Designed for a party of sixteen to twenty-four Zero Level Player Characters,
‘The Mall Maul’ is two things. First, it is a big dungeon, running to some forty or so locations on the upper level and another seven on the lower level. The mall is occupied by two factions. One is the inventively named Mallocks, whose aversion to bright light means they rarely leave the mall and who are very good at laying traps and handling bugs to use as weapons and as part of their traps. The other are the Pigtipedes, boar-like creatures with a hundred legs and a voracious appetite. They are not the only denizens of the mall, but in the main, the Player Characters will be facing a mixture of traps, bug-traps, and bugs, as they rummage through the ruins. The aim for the Player Characters is not to confront the denizens and monsters, but to scavenge enough goods and items to be able to pay off the tribute owed by their village. This will take a lot of work, especially for Zero Level Player Characters, and only become harder as they sustain loses from the traps and encounters in the mall.

The mall also has its secrets—or rather, one secret, and another which the Judge could develop if she planned to use ‘The Mall Maul’ as the starting point for a campaign. The adventure is rough in terms of its plotting, what with the set-up of the bad decisions upon the part of the leaders of the Player Characters’ village and there being no means for the Player Characters to interact with any of the monsters, bar one. There really are no NPCs in the adventure and no other to get through bar exploration and combat. The author does have some fun with the design and naming of the various stores and outlets in the mall, which does add a certain ‘tongue-in-cheek’ tone to the scenario, though in places, the Judge is left to determine various effects and the like.
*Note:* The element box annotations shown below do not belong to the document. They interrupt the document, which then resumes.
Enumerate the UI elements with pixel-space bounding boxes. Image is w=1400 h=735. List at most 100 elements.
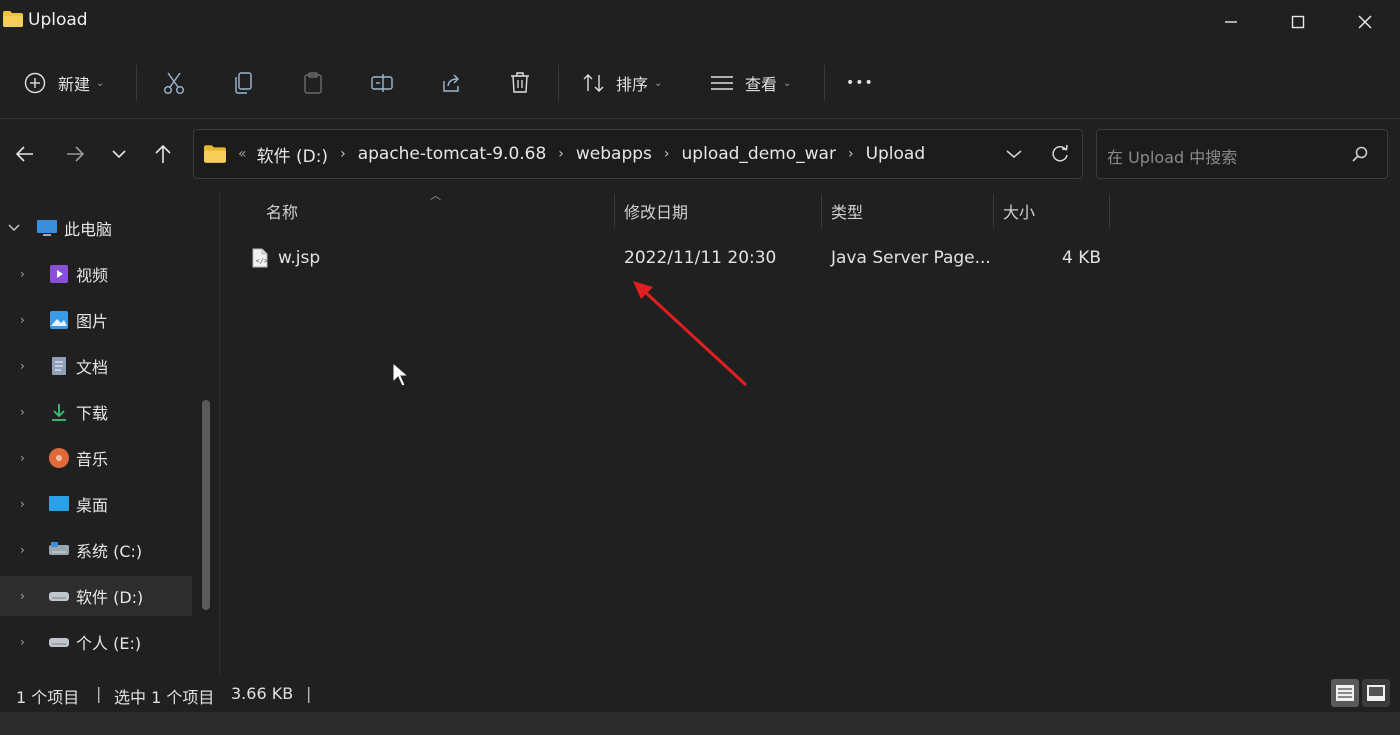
chevron-right-icon[interactable]: ›: [20, 313, 25, 327]
file-date: 2022/11/11 20:30: [624, 248, 777, 268]
column-header-type[interactable]: 类型: [831, 194, 863, 228]
minimize-button[interactable]: [1198, 0, 1264, 44]
sidebar-item-music[interactable]: › 音乐: [0, 438, 192, 478]
sidebar-item-label: 桌面: [76, 496, 109, 515]
file-row[interactable]: </> w.jsp 2022/11/11 20:30 Java Server P…: [244, 238, 1114, 278]
sidebar-item-drive-e[interactable]: › 个人 (E:): [0, 622, 192, 662]
breadcrumb-item[interactable]: apache-tomcat-9.0.68: [358, 144, 547, 164]
paste-button[interactable]: [302, 55, 324, 111]
back-button[interactable]: [10, 136, 40, 172]
sidebar-item-drive-d[interactable]: › 软件 (D:): [0, 576, 192, 616]
desktop-icon: [48, 493, 70, 515]
arrow-right-icon: [67, 146, 85, 162]
column-divider[interactable]: [1109, 194, 1110, 228]
sidebar-item-desktop[interactable]: › 桌面: [0, 484, 192, 524]
breadcrumb-separator-icon[interactable]: ›: [558, 146, 564, 162]
column-header-size[interactable]: 大小: [1003, 194, 1035, 228]
window-edge: [0, 712, 1400, 735]
window-title: Upload: [28, 10, 88, 30]
toolbar-divider: [558, 65, 559, 101]
chevron-right-icon[interactable]: ›: [20, 497, 25, 511]
sidebar-item-pictures[interactable]: › 图片: [0, 300, 192, 340]
share-button[interactable]: [440, 55, 462, 111]
refresh-button[interactable]: [1040, 130, 1080, 178]
view-button[interactable]: 查看 ⌄: [710, 55, 791, 111]
chevron-down-icon: [1006, 150, 1022, 158]
maximize-button[interactable]: [1265, 0, 1331, 44]
rename-button[interactable]: [370, 55, 394, 111]
paste-icon: [304, 72, 322, 94]
chevron-right-icon[interactable]: ›: [20, 359, 25, 373]
navigation-pane: 此电脑 › 视频 › 图片 › 文档 › 下载 › 音乐 › 桌面 › 系统 (…: [0, 190, 218, 670]
chevron-right-icon[interactable]: ›: [20, 543, 25, 557]
close-button[interactable]: [1332, 0, 1398, 44]
search-icon: [1352, 146, 1368, 162]
thumbnail-view-button[interactable]: [1362, 679, 1390, 707]
search-box[interactable]: 在 Upload 中搜索: [1096, 129, 1388, 179]
download-icon: [48, 401, 70, 423]
chevron-right-icon[interactable]: ›: [20, 405, 25, 419]
cut-button[interactable]: [163, 55, 185, 111]
details-view-button[interactable]: [1331, 679, 1359, 707]
drive-icon: [48, 631, 70, 653]
breadcrumb-overflow[interactable]: «: [238, 146, 247, 162]
chevron-right-icon[interactable]: ›: [20, 589, 25, 603]
delete-button[interactable]: [509, 55, 531, 111]
breadcrumb-separator-icon[interactable]: ›: [848, 146, 854, 162]
sidebar-item-label: 下载: [76, 404, 109, 423]
copy-button[interactable]: [233, 55, 255, 111]
column-header-name[interactable]: 名称: [266, 194, 298, 228]
sidebar-item-documents[interactable]: › 文档: [0, 346, 192, 386]
sidebar-item-label: 个人 (E:): [76, 634, 142, 653]
pane-divider[interactable]: [219, 190, 220, 675]
chevron-down-icon[interactable]: [8, 221, 20, 235]
sort-ascending-icon: ︿: [430, 189, 441, 202]
drive-icon: [48, 585, 70, 607]
breadcrumb-separator-icon[interactable]: ›: [664, 146, 670, 162]
refresh-icon: [1052, 144, 1068, 162]
sidebar-item-label: 软件 (D:): [76, 588, 144, 607]
column-header-date[interactable]: 修改日期: [624, 194, 688, 228]
search-input[interactable]: 在 Upload 中搜索: [1107, 144, 1237, 168]
chevron-right-icon[interactable]: ›: [20, 267, 25, 281]
file-explorer-window: Upload 新建 ⌄ 排序 ⌄ 查看 ⌄ ••• « 软件 (D:) › ap…: [0, 0, 1400, 712]
sidebar-item-this-pc[interactable]: 此电脑: [0, 208, 192, 248]
sidebar-item-videos[interactable]: › 视频: [0, 254, 192, 294]
sidebar-item-label: 文档: [76, 358, 109, 377]
column-divider[interactable]: [614, 194, 615, 228]
breadcrumb-item[interactable]: webapps: [576, 144, 652, 164]
address-dropdown-button[interactable]: [994, 130, 1034, 178]
column-divider[interactable]: [821, 194, 822, 228]
breadcrumb-item[interactable]: 软件 (D:): [257, 142, 329, 167]
new-button[interactable]: 新建 ⌄: [24, 55, 104, 111]
maximize-icon: [1291, 15, 1305, 29]
sidebar-item-system-drive[interactable]: › 系统 (C:): [0, 530, 192, 570]
breadcrumb-separator-icon[interactable]: ›: [340, 146, 346, 162]
chevron-right-icon[interactable]: ›: [20, 635, 25, 649]
status-divider: |: [306, 684, 312, 703]
close-icon: [1358, 15, 1372, 29]
file-type: Java Server Page...: [831, 248, 991, 268]
address-bar[interactable]: « 软件 (D:) › apache-tomcat-9.0.68 › webapps › u…: [193, 129, 1083, 179]
up-button[interactable]: [148, 136, 178, 172]
trash-icon: [511, 72, 529, 93]
recent-locations-button[interactable]: [104, 136, 134, 172]
sidebar-scrollbar[interactable]: [202, 400, 210, 610]
forward-button[interactable]: [60, 136, 90, 172]
sort-icon: [583, 74, 604, 92]
jsp-file-icon: </>: [252, 238, 268, 278]
sidebar-item-downloads[interactable]: › 下载: [0, 392, 192, 432]
chevron-down-icon: ⌄: [96, 77, 105, 89]
new-label: 新建: [58, 75, 91, 94]
column-divider[interactable]: [993, 194, 994, 228]
chevron-down-icon: ⌄: [654, 77, 663, 89]
command-bar: 新建 ⌄ 排序 ⌄ 查看 ⌄ •••: [0, 55, 1400, 111]
chevron-right-icon[interactable]: ›: [20, 451, 25, 465]
details-view-icon: [1336, 685, 1354, 701]
sort-button[interactable]: 排序 ⌄: [582, 55, 662, 111]
video-icon: [48, 263, 70, 285]
breadcrumb-item[interactable]: Upload: [866, 144, 926, 164]
rename-icon: [371, 74, 393, 92]
more-options-button[interactable]: •••: [846, 55, 874, 111]
breadcrumb-item[interactable]: upload_demo_war: [682, 144, 836, 164]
The third entry in Crawling Under A Broken Moon Fanzine Issue No. 3 is ‘Twisted Menagerie’. This presents the five monsters that appear in the previous ‘The Mall Maul’. Thus there are full stats for the Mallocks, Pigtipede, Trapdoor Toadspider, and the Vendibeast, the latter a soda vending machine distorted into a predatory engine of hunger and rage, which although difficult to kill, actually contains several cans of soda pop that each have a different potion effect. The big monster in ‘Twisted Menagerie’ is the Theszolokomodra, an ancient multi-dimensional being who might hinder a Player Character or help a Player Character depending upon how he interacts with it. There is a possibility that Theszolokomodra could become a Patron for a Player Character. However, details of Theszolokomodra as a Patron are detailed here, but in Crawling Under A Broken Moon Fanzine Issue No. 4.
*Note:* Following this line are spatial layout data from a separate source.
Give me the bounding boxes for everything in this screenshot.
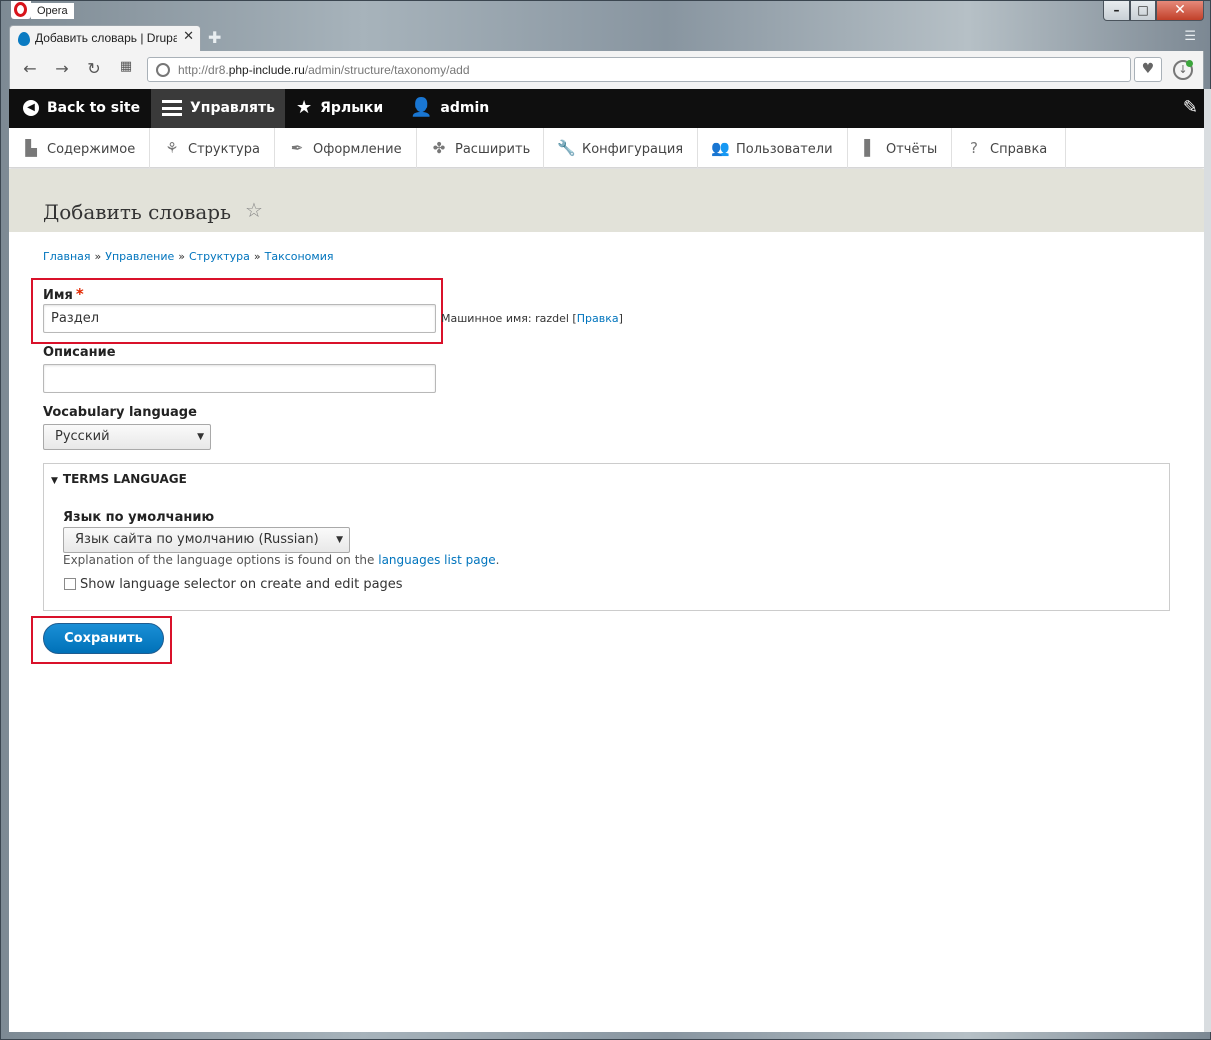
description-label: Описание: [43, 345, 116, 360]
triangle-down-icon: ▼: [51, 476, 58, 486]
language-explanation: Explanation of the language options is f…: [63, 553, 500, 567]
browser-window: Opera – □ ✕ Добавить словарь | Drupa ✕ ✚…: [0, 0, 1211, 1040]
name-label: Имя *: [43, 285, 84, 303]
browser-toolbar: ← → ↻ ▦ http://dr8.php-include.ru/admin/…: [9, 51, 1204, 89]
terms-language-toggle[interactable]: ▼ Terms language: [51, 472, 187, 486]
name-input[interactable]: Раздел: [43, 304, 436, 333]
breadcrumb-separator: »: [178, 250, 185, 263]
tray-item-extend[interactable]: ✤ Расширить: [417, 128, 544, 168]
globe-icon: [156, 63, 170, 77]
minimize-button[interactable]: –: [1103, 1, 1130, 21]
page-header: Добавить словарь ☆: [9, 169, 1204, 232]
default-language-select[interactable]: Язык сайта по умолчанию (Russian) ▼: [63, 527, 350, 553]
address-bar[interactable]: http://dr8.php-include.ru/admin/structur…: [147, 57, 1131, 82]
opera-logo[interactable]: [11, 1, 31, 19]
tray-item-content[interactable]: ▙ Содержимое: [9, 128, 150, 168]
save-button[interactable]: Сохранить: [43, 623, 164, 654]
shortcuts-tab[interactable]: ★ Ярлыки: [296, 89, 383, 128]
back-circle-icon: ◀: [23, 100, 39, 116]
puzzle-icon: ✤: [432, 139, 446, 157]
tab-menu-icon[interactable]: ☰: [1184, 29, 1196, 44]
back-arrow-icon[interactable]: ←: [20, 59, 40, 78]
description-input[interactable]: [43, 364, 436, 393]
download-icon[interactable]: ↓: [1173, 60, 1193, 80]
structure-icon: ⚘: [165, 139, 179, 157]
edit-pencil-icon[interactable]: ✎: [1183, 97, 1198, 118]
wrench-icon: 🔧: [557, 139, 576, 157]
reload-icon[interactable]: ↻: [84, 59, 104, 78]
browser-tab[interactable]: Добавить словарь | Drupa ✕: [9, 25, 201, 51]
tray-item-reports[interactable]: ▌ Отчёты: [848, 128, 952, 168]
chevron-down-icon: ▼: [197, 432, 204, 442]
vocab-language-select[interactable]: Русский ▼: [43, 424, 211, 450]
help-icon: ?: [970, 139, 978, 157]
star-icon: ★: [296, 97, 313, 118]
tray-item-people[interactable]: 👥 Пользователи: [698, 128, 848, 168]
close-tab-icon[interactable]: ✕: [183, 29, 194, 44]
show-language-selector-checkbox[interactable]: [64, 578, 76, 590]
machine-name: Машинное имя: razdel [Правка]: [441, 312, 623, 325]
breadcrumb-taxonomy[interactable]: Таксономия: [265, 250, 334, 263]
admin-menu-tray: ▙ Содержимое ⚘ Структура ✒ Оформление ✤ Расш…: [9, 128, 1204, 168]
show-language-selector-label[interactable]: Show language selector on create and edi…: [80, 577, 403, 592]
title-bar: Opera – □ ✕: [1, 1, 1211, 23]
tray-item-appearance[interactable]: ✒ Оформление: [275, 128, 417, 168]
close-window-button[interactable]: ✕: [1156, 1, 1204, 21]
tray-item-help[interactable]: ? Справка: [952, 128, 1066, 168]
shortcut-star-icon[interactable]: ☆: [245, 198, 263, 222]
opera-menu-label[interactable]: Opera: [31, 3, 74, 19]
brush-icon: ✒: [290, 139, 304, 157]
terms-language-fieldset: ▼ Terms language Язык по умолчанию Язык с…: [43, 463, 1170, 611]
page-title: Добавить словарь: [43, 200, 231, 224]
breadcrumb-structure[interactable]: Структура: [189, 250, 250, 263]
tray-item-structure[interactable]: ⚘ Структура: [150, 128, 275, 168]
tab-strip: Добавить словарь | Drupa ✕ ✚ ☰: [9, 25, 1204, 51]
languages-list-link[interactable]: languages list page: [378, 553, 495, 567]
breadcrumb-home[interactable]: Главная: [43, 250, 91, 263]
manage-tab[interactable]: Управлять: [151, 89, 285, 128]
chevron-down-icon: ▼: [336, 535, 343, 545]
user-tab[interactable]: 👤 admin: [410, 89, 489, 128]
scrollbar[interactable]: [1204, 89, 1211, 1032]
user-icon: 👤: [410, 97, 433, 118]
speed-dial-icon[interactable]: ▦: [116, 59, 136, 74]
vocab-language-label: Vocabulary language: [43, 405, 197, 420]
new-tab-icon[interactable]: ✚: [208, 28, 221, 47]
tray-item-configuration[interactable]: 🔧 Конфигурация: [544, 128, 698, 168]
people-icon: 👥: [711, 139, 730, 157]
breadcrumb-admin[interactable]: Управление: [105, 250, 174, 263]
file-icon: ▙: [25, 139, 37, 157]
breadcrumb-separator: »: [94, 250, 102, 263]
maximize-button[interactable]: □: [1130, 1, 1156, 21]
default-language-label: Язык по умолчанию: [63, 510, 215, 525]
drupal-favicon-icon: [18, 32, 30, 46]
back-to-site-link[interactable]: ◀ Back to site: [23, 89, 140, 128]
bar-chart-icon: ▌: [864, 139, 876, 157]
breadcrumb-separator: »: [253, 250, 261, 263]
machine-name-edit-link[interactable]: Правка: [577, 312, 619, 325]
breadcrumb: Главная» Управление» Структура» Таксономия: [43, 250, 333, 263]
hamburger-icon: [162, 100, 182, 116]
forward-arrow-icon[interactable]: →: [52, 59, 72, 78]
tab-title: Добавить словарь | Drupa: [35, 31, 177, 45]
required-mark: *: [75, 285, 84, 303]
page-viewport: ◀ Back to site Управлять ★ Ярлыки 👤 admin ✎…: [9, 89, 1204, 1032]
admin-toolbar: ◀ Back to site Управлять ★ Ярлыки 👤 admin ✎: [9, 89, 1204, 128]
address-url[interactable]: http://dr8.php-include.ru/admin/structur…: [178, 63, 470, 77]
bookmark-heart-icon[interactable]: ♥: [1134, 57, 1162, 82]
Physically, Crawling Under A Broken Moon Fanzine Issue No. 3 is serviceably presented. It is a little rough around the edges, as is some of the artwork, but overall, it is a decent affair.
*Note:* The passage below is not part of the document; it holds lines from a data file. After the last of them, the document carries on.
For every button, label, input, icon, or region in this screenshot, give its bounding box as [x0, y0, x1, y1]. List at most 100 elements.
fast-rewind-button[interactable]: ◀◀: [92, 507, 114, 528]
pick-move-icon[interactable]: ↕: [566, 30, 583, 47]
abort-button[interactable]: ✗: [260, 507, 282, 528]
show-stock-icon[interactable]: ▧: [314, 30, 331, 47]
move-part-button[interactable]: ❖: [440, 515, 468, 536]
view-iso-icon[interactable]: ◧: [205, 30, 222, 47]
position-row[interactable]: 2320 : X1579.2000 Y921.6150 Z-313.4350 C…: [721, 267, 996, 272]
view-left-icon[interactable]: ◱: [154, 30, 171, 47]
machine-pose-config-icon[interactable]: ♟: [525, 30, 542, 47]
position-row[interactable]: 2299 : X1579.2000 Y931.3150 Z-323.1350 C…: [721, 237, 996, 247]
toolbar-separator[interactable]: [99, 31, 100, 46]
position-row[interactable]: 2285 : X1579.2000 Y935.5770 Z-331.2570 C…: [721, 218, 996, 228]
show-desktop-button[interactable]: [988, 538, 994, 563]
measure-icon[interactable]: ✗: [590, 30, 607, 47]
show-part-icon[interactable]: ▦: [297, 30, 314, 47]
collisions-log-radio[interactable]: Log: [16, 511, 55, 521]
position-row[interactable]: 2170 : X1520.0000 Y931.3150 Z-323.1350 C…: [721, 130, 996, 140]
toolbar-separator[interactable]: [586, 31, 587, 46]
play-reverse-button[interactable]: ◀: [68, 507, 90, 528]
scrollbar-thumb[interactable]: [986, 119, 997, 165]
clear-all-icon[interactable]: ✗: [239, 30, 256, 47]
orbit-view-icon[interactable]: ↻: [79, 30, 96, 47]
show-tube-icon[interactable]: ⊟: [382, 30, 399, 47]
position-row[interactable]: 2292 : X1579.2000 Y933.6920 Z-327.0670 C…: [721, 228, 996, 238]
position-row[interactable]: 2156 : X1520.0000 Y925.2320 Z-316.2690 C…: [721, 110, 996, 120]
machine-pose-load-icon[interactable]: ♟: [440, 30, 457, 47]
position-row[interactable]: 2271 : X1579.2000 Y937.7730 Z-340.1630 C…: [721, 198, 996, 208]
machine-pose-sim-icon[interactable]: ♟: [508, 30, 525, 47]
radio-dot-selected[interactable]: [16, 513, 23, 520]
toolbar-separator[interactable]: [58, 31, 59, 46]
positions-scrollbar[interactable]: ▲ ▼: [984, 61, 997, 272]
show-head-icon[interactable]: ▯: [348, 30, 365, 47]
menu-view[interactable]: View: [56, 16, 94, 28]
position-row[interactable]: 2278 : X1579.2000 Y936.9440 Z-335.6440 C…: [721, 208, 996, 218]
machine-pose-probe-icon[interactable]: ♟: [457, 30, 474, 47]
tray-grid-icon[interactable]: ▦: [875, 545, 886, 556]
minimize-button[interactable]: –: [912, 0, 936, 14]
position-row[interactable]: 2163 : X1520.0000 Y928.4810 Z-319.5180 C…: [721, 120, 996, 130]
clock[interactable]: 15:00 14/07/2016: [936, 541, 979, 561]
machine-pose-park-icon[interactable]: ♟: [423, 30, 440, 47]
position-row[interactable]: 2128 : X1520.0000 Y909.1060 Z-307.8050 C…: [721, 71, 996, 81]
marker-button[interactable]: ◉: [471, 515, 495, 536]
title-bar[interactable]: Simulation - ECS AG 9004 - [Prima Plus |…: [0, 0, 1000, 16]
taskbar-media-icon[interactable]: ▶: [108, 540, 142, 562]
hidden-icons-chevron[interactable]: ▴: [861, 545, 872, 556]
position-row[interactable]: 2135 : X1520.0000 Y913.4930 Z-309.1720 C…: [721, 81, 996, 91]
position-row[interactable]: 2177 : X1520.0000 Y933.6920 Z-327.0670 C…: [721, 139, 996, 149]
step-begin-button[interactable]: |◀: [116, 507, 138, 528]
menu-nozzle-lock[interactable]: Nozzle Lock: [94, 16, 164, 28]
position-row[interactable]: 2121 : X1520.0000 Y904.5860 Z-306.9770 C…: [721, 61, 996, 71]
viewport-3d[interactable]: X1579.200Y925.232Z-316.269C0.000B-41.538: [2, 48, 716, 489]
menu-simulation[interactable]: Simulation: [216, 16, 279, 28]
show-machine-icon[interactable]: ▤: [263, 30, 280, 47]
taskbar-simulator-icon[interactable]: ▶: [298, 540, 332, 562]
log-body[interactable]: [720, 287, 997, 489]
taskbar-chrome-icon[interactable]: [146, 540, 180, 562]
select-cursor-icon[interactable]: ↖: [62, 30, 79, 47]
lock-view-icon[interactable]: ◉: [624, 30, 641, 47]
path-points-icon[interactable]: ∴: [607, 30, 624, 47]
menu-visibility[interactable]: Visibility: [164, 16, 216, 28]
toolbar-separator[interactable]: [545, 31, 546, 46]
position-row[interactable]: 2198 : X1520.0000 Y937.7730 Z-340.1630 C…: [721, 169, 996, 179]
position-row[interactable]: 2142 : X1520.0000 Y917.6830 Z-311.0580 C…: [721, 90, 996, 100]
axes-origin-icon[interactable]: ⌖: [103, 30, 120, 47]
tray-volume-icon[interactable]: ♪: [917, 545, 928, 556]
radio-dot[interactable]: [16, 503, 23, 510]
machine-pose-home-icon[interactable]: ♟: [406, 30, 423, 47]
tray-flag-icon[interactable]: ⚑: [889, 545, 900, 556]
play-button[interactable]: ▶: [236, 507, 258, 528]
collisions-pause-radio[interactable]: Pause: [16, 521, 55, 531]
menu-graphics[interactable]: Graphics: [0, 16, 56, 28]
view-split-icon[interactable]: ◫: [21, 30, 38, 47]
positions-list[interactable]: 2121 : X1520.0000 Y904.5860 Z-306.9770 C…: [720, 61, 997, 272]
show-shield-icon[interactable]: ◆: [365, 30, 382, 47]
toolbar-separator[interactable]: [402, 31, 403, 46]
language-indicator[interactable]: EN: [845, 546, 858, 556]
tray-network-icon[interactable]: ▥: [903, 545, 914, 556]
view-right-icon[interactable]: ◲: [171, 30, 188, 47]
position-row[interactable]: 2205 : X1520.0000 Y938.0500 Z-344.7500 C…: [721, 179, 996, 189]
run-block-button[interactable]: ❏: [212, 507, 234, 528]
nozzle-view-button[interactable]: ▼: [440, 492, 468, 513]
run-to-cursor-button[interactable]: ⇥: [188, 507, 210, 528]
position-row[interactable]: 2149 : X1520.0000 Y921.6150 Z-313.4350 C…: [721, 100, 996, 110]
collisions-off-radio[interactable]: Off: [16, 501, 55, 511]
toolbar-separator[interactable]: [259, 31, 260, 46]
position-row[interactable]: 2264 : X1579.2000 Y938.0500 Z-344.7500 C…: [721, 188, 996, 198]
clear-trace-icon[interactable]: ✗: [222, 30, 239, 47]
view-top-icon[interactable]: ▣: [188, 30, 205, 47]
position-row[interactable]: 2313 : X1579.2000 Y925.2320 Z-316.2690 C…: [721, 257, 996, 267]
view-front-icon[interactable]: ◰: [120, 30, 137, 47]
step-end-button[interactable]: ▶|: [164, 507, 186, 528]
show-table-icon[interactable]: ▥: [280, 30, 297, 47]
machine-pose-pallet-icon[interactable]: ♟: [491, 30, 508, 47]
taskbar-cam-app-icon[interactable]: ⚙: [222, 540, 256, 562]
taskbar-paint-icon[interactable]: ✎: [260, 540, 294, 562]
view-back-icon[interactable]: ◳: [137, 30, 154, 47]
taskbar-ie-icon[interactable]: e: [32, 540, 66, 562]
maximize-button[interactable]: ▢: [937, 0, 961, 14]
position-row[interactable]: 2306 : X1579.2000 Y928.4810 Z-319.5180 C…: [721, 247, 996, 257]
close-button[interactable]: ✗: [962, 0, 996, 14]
The problem with Crawling Under A Broken Moon Fanzine Issue No. 3 is that much of its contents have been represented to a more professional standard in the pages of The Umerican Survival Guide – Core Setting Guide, so it has been superseded and superseded by a cleaner, slicker presentation of the material. Unfortunately, the roughness of the presentation is joined by the roughness of the scenario, and the Judge may want to tailor it to suit her campaign and play style rather then leave as is. Nevertheless, having a first adventure in Umerica, especially a Character Funnel—and tough Character Funnel at that—is a bonus.